Remote working does not apply to everyone. Many security people are at the forefront, as Dr Linda Florence says, often the first to arrive and last to leave. Staff are finding themselves in new situations that are without modern precedent. There has been a need to adapt as events unfold, to learn on the hoof. The scale makes this difficult.

Only time will tell whether remote working becomes more of a norm. In the meantime, we need to be aware that security is identifying loopholes that need to be tackled and these are important. The consequences can be enormous yet they have received relatively little attention. What we know for sure is that situations where security is weak provide fertile ground for one group, who are unfortunately good at what they do, they are collectively called (cyber) offenders.

Points from the panelists’ opening statements

Dr Linda Florence

It is not always possible to be remote, security personnel not only need to be present they are often the first there and the last to leave, this is still the case in a crisis. Moreover, companies have needed additional officers.

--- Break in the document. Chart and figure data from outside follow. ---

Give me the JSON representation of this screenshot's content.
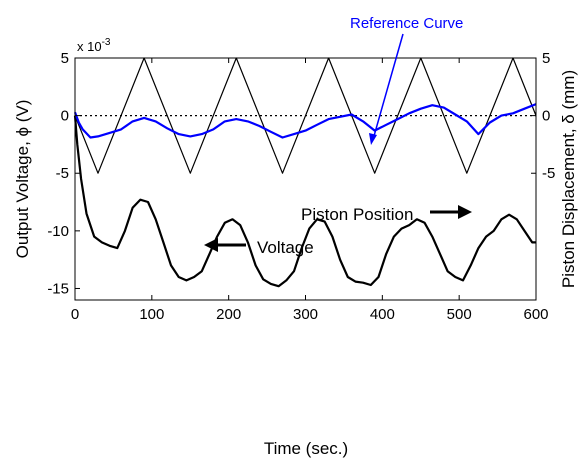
{
  "chart_data": {
    "type": "line",
    "xlabel": "Time (sec.)",
    "ylabel_left": "Output Voltage, ϕ (V)",
    "ylabel_right": "Piston Displacement, δ (mm)",
    "exponent_label": "x 10",
    "exponent_power": "-3",
    "xlim": [
      0,
      600
    ],
    "ylim_left": [
      -16,
      5
    ],
    "ylim_right": [
      -16,
      5
    ],
    "x_ticks": [
      "0",
      "100",
      "200",
      "300",
      "400",
      "500",
      "600"
    ],
    "y_ticks_left": [
      "5",
      "0",
      "-5",
      "-10",
      "-15"
    ],
    "y_ticks_right": [
      "5",
      "0",
      "-5"
    ],
    "grid": false,
    "annotations": {
      "reference_curve": "Reference Curve",
      "piston_position": "Piston Position",
      "voltage": "Voltage"
    },
    "zero_line": {
      "y": 0,
      "style": "dotted"
    },
    "series": [
      {
        "name": "Piston Position",
        "color": "#000000",
        "axis": "right",
        "x": [
          0,
          30,
          90,
          150,
          210,
          270,
          330,
          390,
          450,
          510,
          570,
          600
        ],
        "y": [
          0,
          -5,
          5,
          -5,
          5,
          -5,
          5,
          -5,
          5,
          -5,
          5,
          0
        ]
      },
      {
        "name": "Reference Curve",
        "color": "#0000ff",
        "axis": "left",
        "x": [
          0,
          5,
          10,
          20,
          30,
          45,
          60,
          75,
          90,
          105,
          120,
          135,
          150,
          165,
          180,
          195,
          210,
          225,
          240,
          255,
          270,
          285,
          300,
          315,
          330,
          345,
          360,
          375,
          390,
          405,
          420,
          435,
          450,
          465,
          480,
          495,
          510,
          525,
          540,
          555,
          570,
          585,
          600
        ],
        "y": [
          0.3,
          -0.6,
          -1.2,
          -1.9,
          -1.8,
          -1.5,
          -1.2,
          -0.5,
          -0.2,
          -0.5,
          -1.1,
          -1.6,
          -1.8,
          -1.6,
          -1.2,
          -0.5,
          -0.3,
          -0.5,
          -0.9,
          -1.4,
          -1.9,
          -1.6,
          -1.3,
          -0.8,
          -0.3,
          -0.1,
          0.1,
          -0.5,
          -1.3,
          -0.8,
          -0.3,
          0.2,
          0.6,
          0.9,
          0.7,
          0.1,
          -0.5,
          -1.6,
          -0.6,
          0.0,
          0.2,
          0.6,
          1.0
        ]
      },
      {
        "name": "Voltage",
        "color": "#000000",
        "axis": "left",
        "x": [
          0,
          3,
          8,
          15,
          25,
          35,
          45,
          55,
          65,
          75,
          85,
          95,
          105,
          115,
          125,
          135,
          145,
          155,
          165,
          175,
          185,
          195,
          205,
          215,
          225,
          235,
          245,
          255,
          265,
          275,
          285,
          295,
          305,
          315,
          325,
          335,
          345,
          355,
          365,
          375,
          385,
          395,
          405,
          415,
          425,
          435,
          445,
          455,
          465,
          475,
          485,
          495,
          505,
          515,
          525,
          535,
          545,
          555,
          565,
          575,
          585,
          595,
          600
        ],
        "y": [
          0,
          -2.5,
          -5.5,
          -8.5,
          -10.5,
          -11.0,
          -11.3,
          -11.5,
          -10.0,
          -8.0,
          -7.3,
          -7.5,
          -9.0,
          -11.0,
          -13.0,
          -14.0,
          -14.3,
          -14.0,
          -13.5,
          -12.0,
          -10.5,
          -9.3,
          -9.0,
          -9.5,
          -11.0,
          -13.0,
          -14.2,
          -14.6,
          -14.8,
          -14.3,
          -13.5,
          -11.5,
          -9.8,
          -9.0,
          -9.2,
          -10.5,
          -12.5,
          -14.0,
          -14.4,
          -14.5,
          -14.7,
          -14.0,
          -12.0,
          -10.5,
          -9.8,
          -9.5,
          -9.0,
          -9.3,
          -10.5,
          -12.0,
          -13.5,
          -14.0,
          -14.3,
          -13.0,
          -11.5,
          -10.5,
          -10.0,
          -9.0,
          -8.6,
          -9.0,
          -10.0,
          -11.0,
          -11.0
        ]
      }
    ]
  }
}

In a different way business continuity is at the forefront and sometimes people are finding that they are having to act without expertise and security is part of this. We need to remember this is affecting the entire world and we have not experienced anything like this before.

Mike Reddington

The level of increase in remote working has been dramatic, and the need to adapt to new ways of operating has been sudden. Questions are arising about whether staff have the right equipment, and whether they can operate it fully. Data protection has been a significant issue in recent years but are all companies aware of the risks posed by new ways of working and are they sure staff are not storing data locally for example? There is a need for a remote working culture, taking time to learn about new ways of working, and new requirements for security, from colleagues. The security guidelines that apply to security need to be understood.

Dave Tyson

Business Continuity plans have been tested and many companies found they didn’t go as planned. Often, they did not anticipate a crisis of this duration. There is pressure to act quickly, it is a busy period, but many CISOs are being required to cut their budgets – this is a financial crisis too after all – sometimes by a half. There are always dangers when fear drives behavior. And people are going sick, data centre managers are losing staff with implications for the security of data there . Meanwhile, remote working has provided opportunities for cyber criminals, the number of attacks are increasing. There are dangers in using equipment from home, but the issues are magnified by the difficulties in scaling up security that is fit for purpose. In a different way some aspects of business continuity restrict the ability to communicate effectively with remote workers.

Samuele Caruso

Times may have changed but many of the old risks still exist albeit the context is different. It is no longer so easy to guard the perimeters, either in the physical or cyber world, the security arrangements in both is being tested. There was not enough preparation for a crisis quite like this one and there has been a need to adapt, to rethink policy as events unfold. Then there are the new risks emerging, for example, verifying that the people accessing systems are in fact employees and entitled to do so.